Du sommet d'une haute montagne, on pouvait voir un océan de brume dévaler depuis le sommet, s'affaiblissant de plus en plus jusqu'à se dissiper entièrement.
À cet instant, deux officiers militaires en armure, le sabre à la ceinture, contemplaient ce spectacle majestueux. Leurs bras étaient nus, et leurs visages d'un rouge saisissant, trahissant leur origine.
C'étaient des soldats tibétains.
C'était une aube fraîche accompagnée d'une légère brise, et les feuilles des arbres semblaient pâlir légèrement face au froid. Le duo se tenait face au vent à une telle altitude, mais ils paraissaient insensibles au froid.

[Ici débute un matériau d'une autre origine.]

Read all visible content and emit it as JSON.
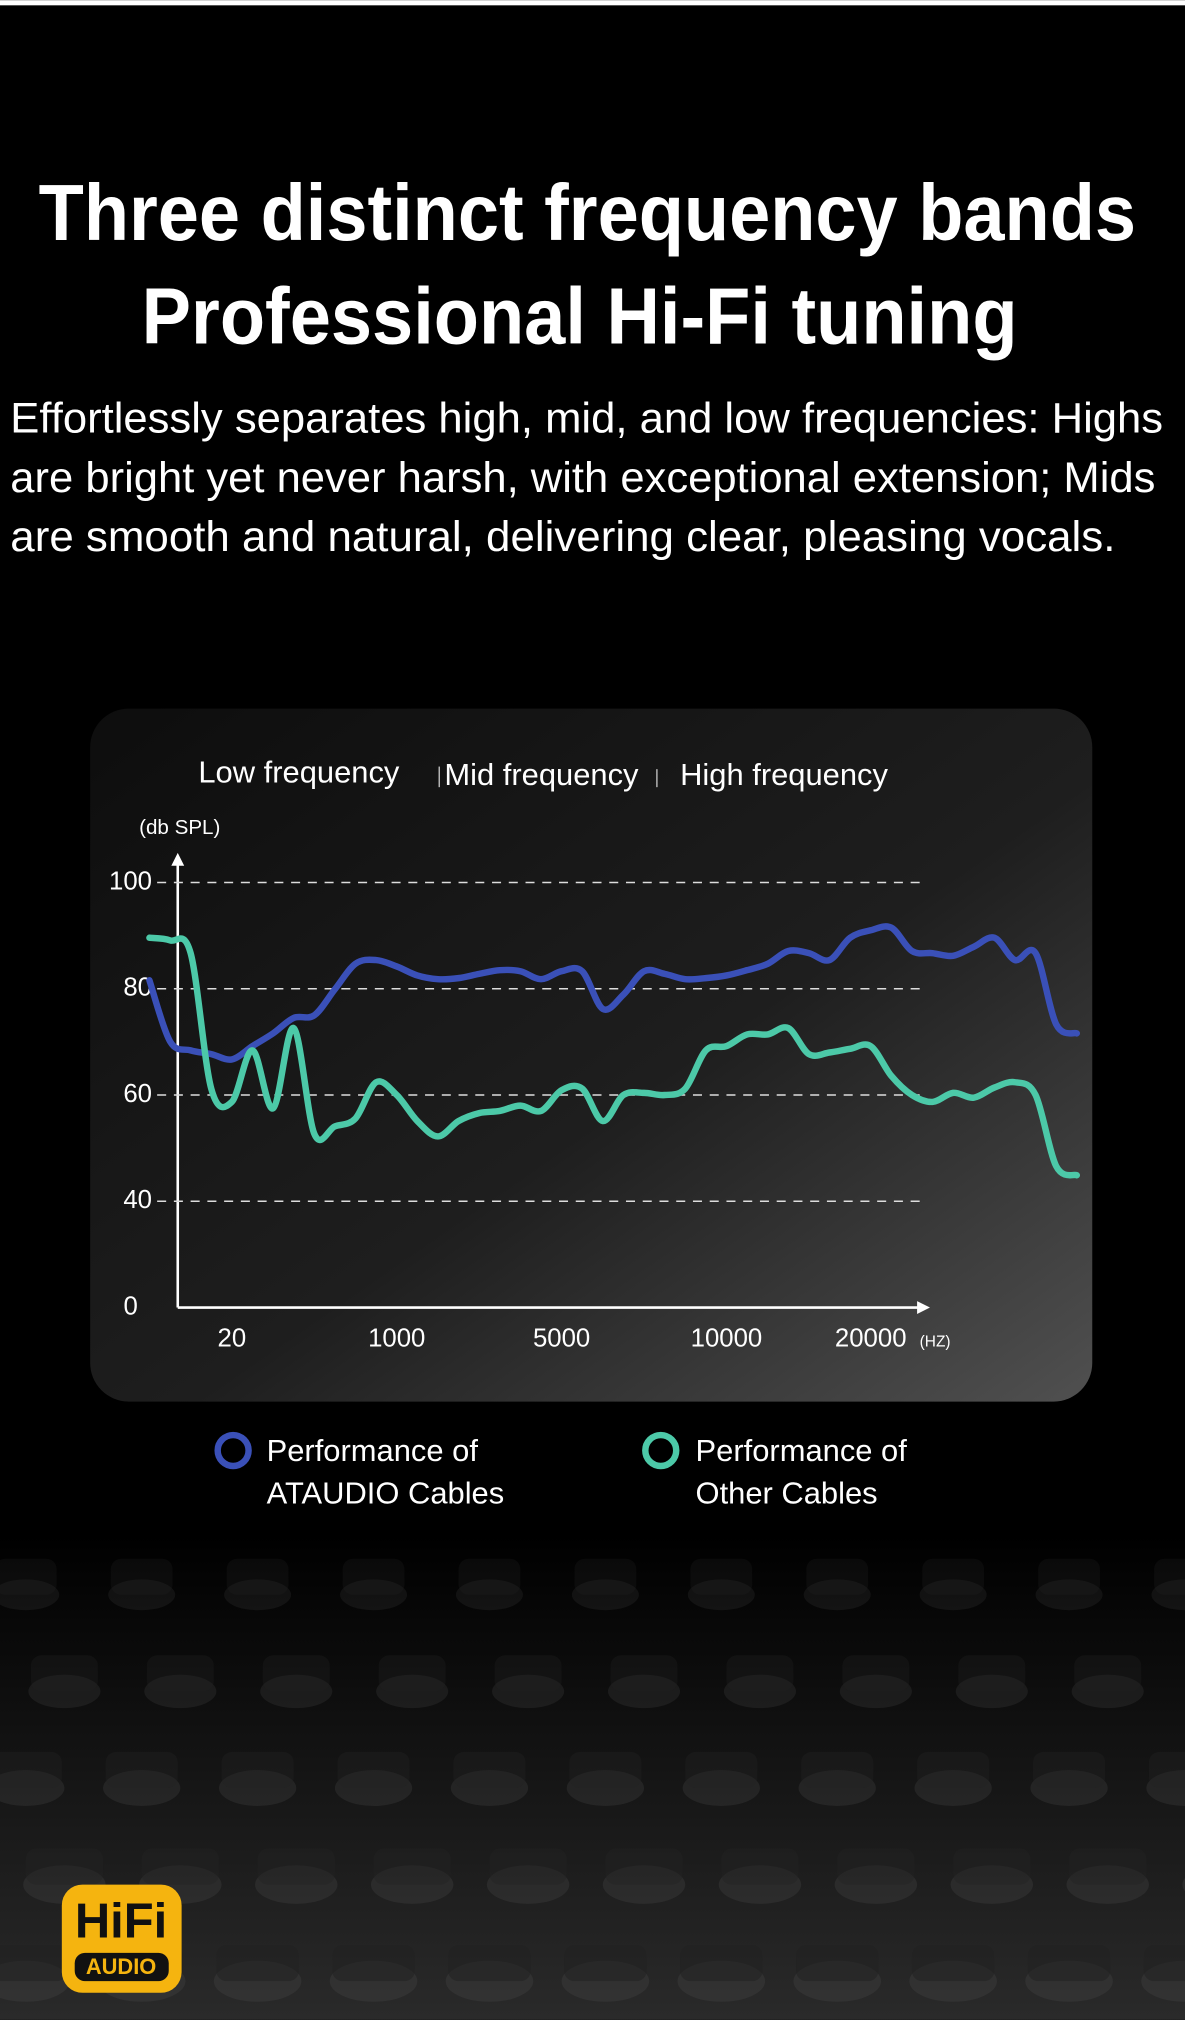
{
  "chart_data": {
    "type": "line",
    "title_lines": [
      "Three distinct frequency bands",
      "Professional Hi-Fi tuning"
    ],
    "description_lines": [
      "Effortlessly separates high, mid, and low frequencies: Highs",
      "are bright yet never harsh, with exceptional extension; Mids",
      "are smooth and natural, delivering clear, pleasing vocals."
    ],
    "band_labels": [
      "Low frequency",
      "Mid frequency",
      "High frequency"
    ],
    "y_label": "(db SPL)",
    "x_label": "(HZ)",
    "y_origin_label": "0",
    "categories": [
      null,
      null,
      null,
      null,
      "20",
      null,
      null,
      null,
      null,
      null,
      null,
      null,
      "1000",
      null,
      null,
      null,
      null,
      null,
      null,
      null,
      "5000",
      null,
      null,
      null,
      null,
      null,
      null,
      null,
      "10000",
      null,
      null,
      null,
      null,
      null,
      null,
      "20000",
      null,
      null,
      null,
      null,
      null,
      null,
      null,
      null,
      null,
      null
    ],
    "ylim": [
      20,
      100
    ],
    "yticks": [
      40,
      60,
      80,
      100
    ],
    "grid": true,
    "series": [
      {
        "name": "Performance of ATAUDIO Cables",
        "color": "#3a50b8",
        "values": [
          81.6,
          70.1,
          68.4,
          67.7,
          66.7,
          69.2,
          71.6,
          74.5,
          75.0,
          79.9,
          84.7,
          85.4,
          84.2,
          82.5,
          81.8,
          82.0,
          82.8,
          83.5,
          83.3,
          81.8,
          83.3,
          83.3,
          76.2,
          78.9,
          83.3,
          82.8,
          81.8,
          82.0,
          82.5,
          83.5,
          84.7,
          87.1,
          86.7,
          85.4,
          89.6,
          91.0,
          91.5,
          87.1,
          86.7,
          86.2,
          87.9,
          89.6,
          85.4,
          86.7,
          73.3,
          71.6
        ]
      },
      {
        "name": "Performance of Other Cables",
        "color": "#4cc9a8",
        "values": [
          89.6,
          89.1,
          86.7,
          61.2,
          58.7,
          68.4,
          57.5,
          72.6,
          52.7,
          54.1,
          55.6,
          62.4,
          60.0,
          55.1,
          52.2,
          55.1,
          56.6,
          57.0,
          58.0,
          57.0,
          60.9,
          61.2,
          55.1,
          60.0,
          60.4,
          60.0,
          61.2,
          68.4,
          69.2,
          71.4,
          71.4,
          72.6,
          67.7,
          68.0,
          68.7,
          69.2,
          63.6,
          60.0,
          58.7,
          60.4,
          59.5,
          61.4,
          62.4,
          60.0,
          46.6,
          44.9
        ]
      }
    ],
    "logo": {
      "top": "HiFi",
      "bottom": "AUDIO"
    }
  }
}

« … Ce devrait être le vingt-septième jour, non ? » demanda un officier militaire tibétain aux sourcils épais et aux yeux perçants comme ceux d'un aigle, en fixant le sol au pied de la montagne.
« Un. Le Grand Tang s'est vraiment affaibli », répondit le second officier militaire. Sa voix portait une pointe de dédain et d'agressivité.
Malgré leur petite taille, les Tibétains étaient réputés pour leur férocité particulière.
Ce n'était pas sans raison que le Grand Tang n'avait pas réussi à conquérir l'Ü-Tsang malgré des années de guerre. La situation de leur territoire à une altitude plus élevée y jouait un rôle significatif, mais l'agressivité et la valeur des Tibétains y contribuaient aussi.
« … Sur notre route, rien n'a vraiment pu nous barrer le chemin ou nous menacer. Le grand général nous a ordonné d'infiltrer les profondeurs des Plaines Centrales pour éprouver le Grand Tang, mais à en juger par les apparences, hormis l'Armée de la Grande Ourse de Geshu Han, il n'y a rien à craindre », ajouta le second officier militaire avec mépris.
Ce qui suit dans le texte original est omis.